Abdominal pain, nausea, GI bleeding, or infarction; mesenteric ischemia can lead to perforation.
93
What non-angiographic diagnostic criteria are used in PAN?
American College of Rheumatology (ACR) criteria include weight loss, livedo reticularis, testicular pain, myalgias, mononeuritis multiplex, diastolic BP >90 mmHg, elevated BUN/creatinine, hepatitis B, arteriographic abnormalities, biopsy with PMNs in arterial wall.
94
What are the histopathologic stages of EED?

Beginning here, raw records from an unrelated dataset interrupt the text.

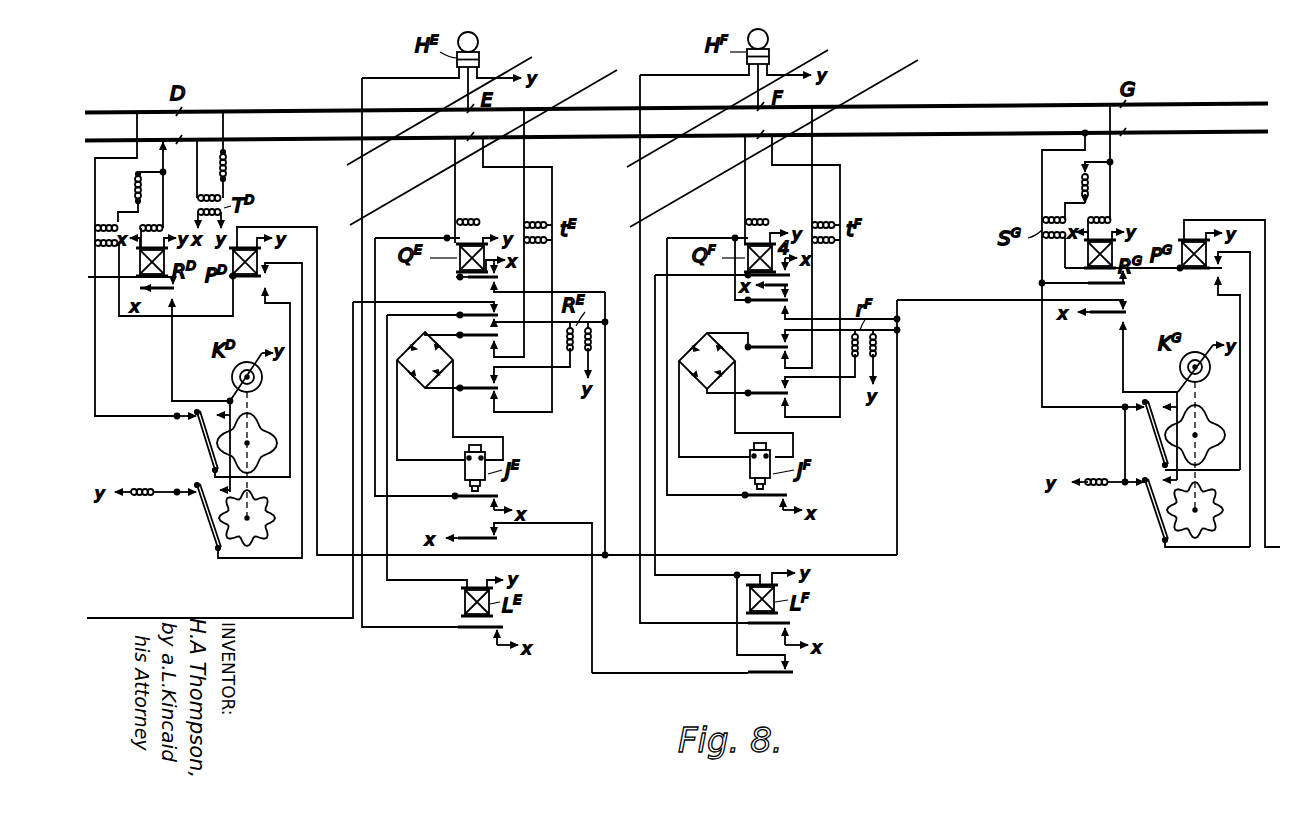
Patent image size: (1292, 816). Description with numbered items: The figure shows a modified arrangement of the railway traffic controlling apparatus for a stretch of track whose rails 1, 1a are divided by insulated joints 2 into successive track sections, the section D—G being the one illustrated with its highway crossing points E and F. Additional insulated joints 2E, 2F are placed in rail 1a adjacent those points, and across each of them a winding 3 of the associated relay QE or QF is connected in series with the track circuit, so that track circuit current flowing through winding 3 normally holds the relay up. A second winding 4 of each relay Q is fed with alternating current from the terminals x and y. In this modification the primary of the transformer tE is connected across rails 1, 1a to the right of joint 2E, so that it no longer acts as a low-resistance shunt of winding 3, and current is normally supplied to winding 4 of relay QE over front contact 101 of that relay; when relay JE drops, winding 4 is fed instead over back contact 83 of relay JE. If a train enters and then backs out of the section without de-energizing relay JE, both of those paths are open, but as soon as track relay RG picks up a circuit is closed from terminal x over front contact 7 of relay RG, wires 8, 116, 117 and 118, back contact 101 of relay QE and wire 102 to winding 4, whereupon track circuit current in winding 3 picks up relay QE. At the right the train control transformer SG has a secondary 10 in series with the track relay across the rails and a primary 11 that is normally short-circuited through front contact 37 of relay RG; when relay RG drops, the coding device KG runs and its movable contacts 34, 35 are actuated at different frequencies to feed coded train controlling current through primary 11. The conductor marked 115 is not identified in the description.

The track rail 1 is at (982, 106).
The track rail 1a is at (980, 136).
The insulated joint 2 is at (175, 139).
The insulated joint 2E is at (469, 138).
The insulated joint 2F is at (759, 137).
The winding of relay Q 3 is at (478, 222).
The second winding of relay Q 4 is at (447, 237).
The contact of track relay RG 7 is at (1112, 315).
The wire 8 is at (948, 300).
The secondary of transformer SG 10 is at (1060, 209).
The primary of transformer SG 11 is at (1054, 240).
The movable contact 34 is at (1156, 440).
The movable contact member 35 is at (1156, 516).
The front contact of relay RG 37 is at (1126, 284).
The back contact of relay JE 83 is at (483, 503).
The contact of relay QE 101 is at (483, 281).
The wire 102 is at (442, 278).
The conductor 115 is at (416, 240).
The wire 116 is at (897, 358).
The wire 117 is at (604, 436).
The wire 118 is at (603, 292).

Early lesions show leukocytoclastic vasculitis with neutrophilic infiltrate; late lesions demonstrate dermal fibrosis, capillary wall thickening, and lipid-laden macrophages.
95
Which laboratory tests are essential to assess for underlying causes in EED?

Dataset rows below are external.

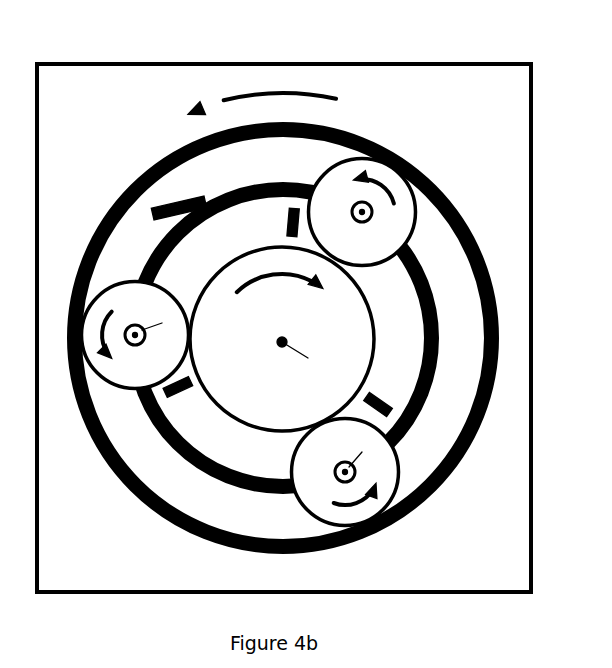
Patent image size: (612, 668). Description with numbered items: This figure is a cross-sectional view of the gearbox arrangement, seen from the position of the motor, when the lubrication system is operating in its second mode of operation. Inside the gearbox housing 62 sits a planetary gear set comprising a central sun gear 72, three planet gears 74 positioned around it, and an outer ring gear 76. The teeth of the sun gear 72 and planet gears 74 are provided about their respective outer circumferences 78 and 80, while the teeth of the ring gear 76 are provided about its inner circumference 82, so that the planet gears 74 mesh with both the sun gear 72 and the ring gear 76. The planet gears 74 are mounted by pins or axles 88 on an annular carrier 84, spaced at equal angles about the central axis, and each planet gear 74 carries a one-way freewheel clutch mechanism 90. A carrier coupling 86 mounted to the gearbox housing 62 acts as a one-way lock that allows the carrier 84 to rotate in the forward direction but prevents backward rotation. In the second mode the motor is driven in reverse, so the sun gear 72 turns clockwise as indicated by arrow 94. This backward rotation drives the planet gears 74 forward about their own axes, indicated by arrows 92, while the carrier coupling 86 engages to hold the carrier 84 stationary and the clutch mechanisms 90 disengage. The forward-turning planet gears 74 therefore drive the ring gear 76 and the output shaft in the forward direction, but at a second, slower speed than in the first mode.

The gearbox housing 62 is at (463, 63).
The sun gear 72 is at (296, 357).
The planet gears 74 is at (275, 319).
The ring gear 76 is at (283, 338).
The outer circumference of the sun gear 78 is at (257, 430).
The outer circumference of the planet gear 80 is at (103, 383).
The inner circumference of the ring gear 82 is at (295, 137).
The annular carrier 84 is at (428, 297).
The carrier coupling 86 is at (182, 201).
The pins or axles 88 is at (132, 343).
The clutch mechanism 90 is at (286, 223).
The arrows 92 is at (240, 95).
The arrow 94 is at (258, 278).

Serum protein electrophoresis (SPEP), immunofixation (for monoclonal gammopathy), HIV serology, and hepatitis B/C screening.
96
Describe the distribution and morphology of EED lesions.
Symmetric red to violaceous papules, plaques, or nodules on extensor surfaces; may become yellow-brown, ulcerated, or fibrotic over time.
97
What is the most effective treatment for EED and its mechanism?

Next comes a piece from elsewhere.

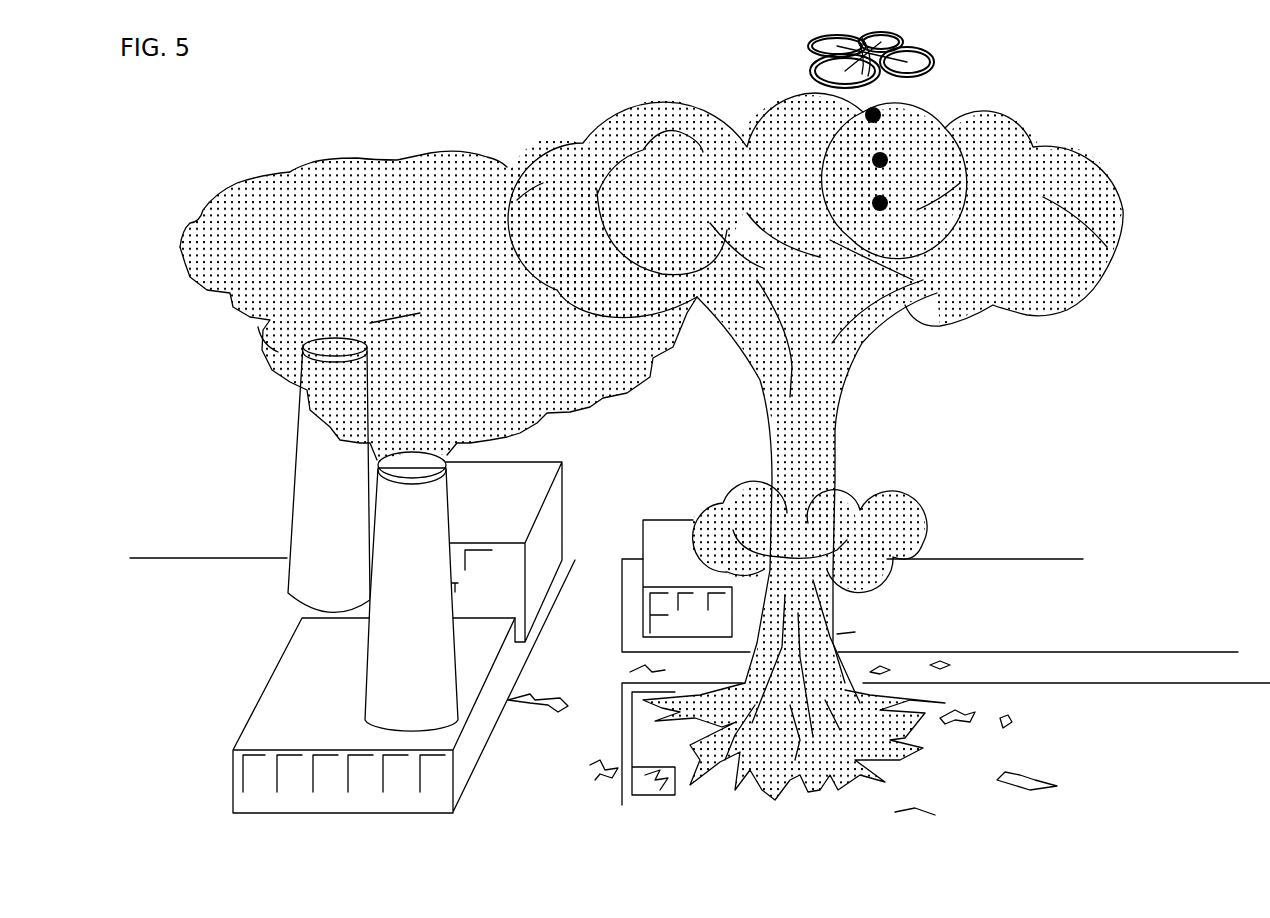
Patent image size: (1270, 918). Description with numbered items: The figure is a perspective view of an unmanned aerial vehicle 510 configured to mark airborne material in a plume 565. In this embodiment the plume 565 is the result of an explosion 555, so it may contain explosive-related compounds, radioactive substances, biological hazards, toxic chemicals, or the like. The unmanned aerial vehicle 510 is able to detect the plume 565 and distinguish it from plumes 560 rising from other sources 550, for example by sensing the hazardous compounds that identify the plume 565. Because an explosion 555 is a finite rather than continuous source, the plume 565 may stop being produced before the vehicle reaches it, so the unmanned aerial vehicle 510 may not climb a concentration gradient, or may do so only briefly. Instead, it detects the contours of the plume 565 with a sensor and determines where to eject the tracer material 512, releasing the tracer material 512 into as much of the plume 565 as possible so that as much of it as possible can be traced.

Dapsone; inhibits neutrophil chemotaxis and reduces oxidative damage.
98
What systemic diseases are most commonly associated with EED?
IgA monoclonal gammopathy, HIV, autoimmune diseases (e.g., RA, IBD), and hematologic malignancies.
99
What cytokines are thought to be involved in the pathogenesis of EED?
IL-1, IL-8, TNF-alpha contribute to neutrophil recruitment and chronic inflammation.
100
What are differential diagnoses for EED?
Granuloma faciale, Sweet syndrome, rheumatoid nodules, necrobiosis lipoidica, sarcoidosis.
101
How can EED be differentiated from Sweet syndrome histologically?
EED shows vasculitis and fibrosis in chronic lesions; Sweet lacks true vasculitis and is more edematous.
102
What can lead to treatment resistance in EED?
Failure to treat associated systemic diseases like monoclonal gammopathy or HIV.
103
Why should EED patients undergo regular hematologic evaluation?
To monitor for progression of monoclonal gammopathy to myeloma or lymphoma.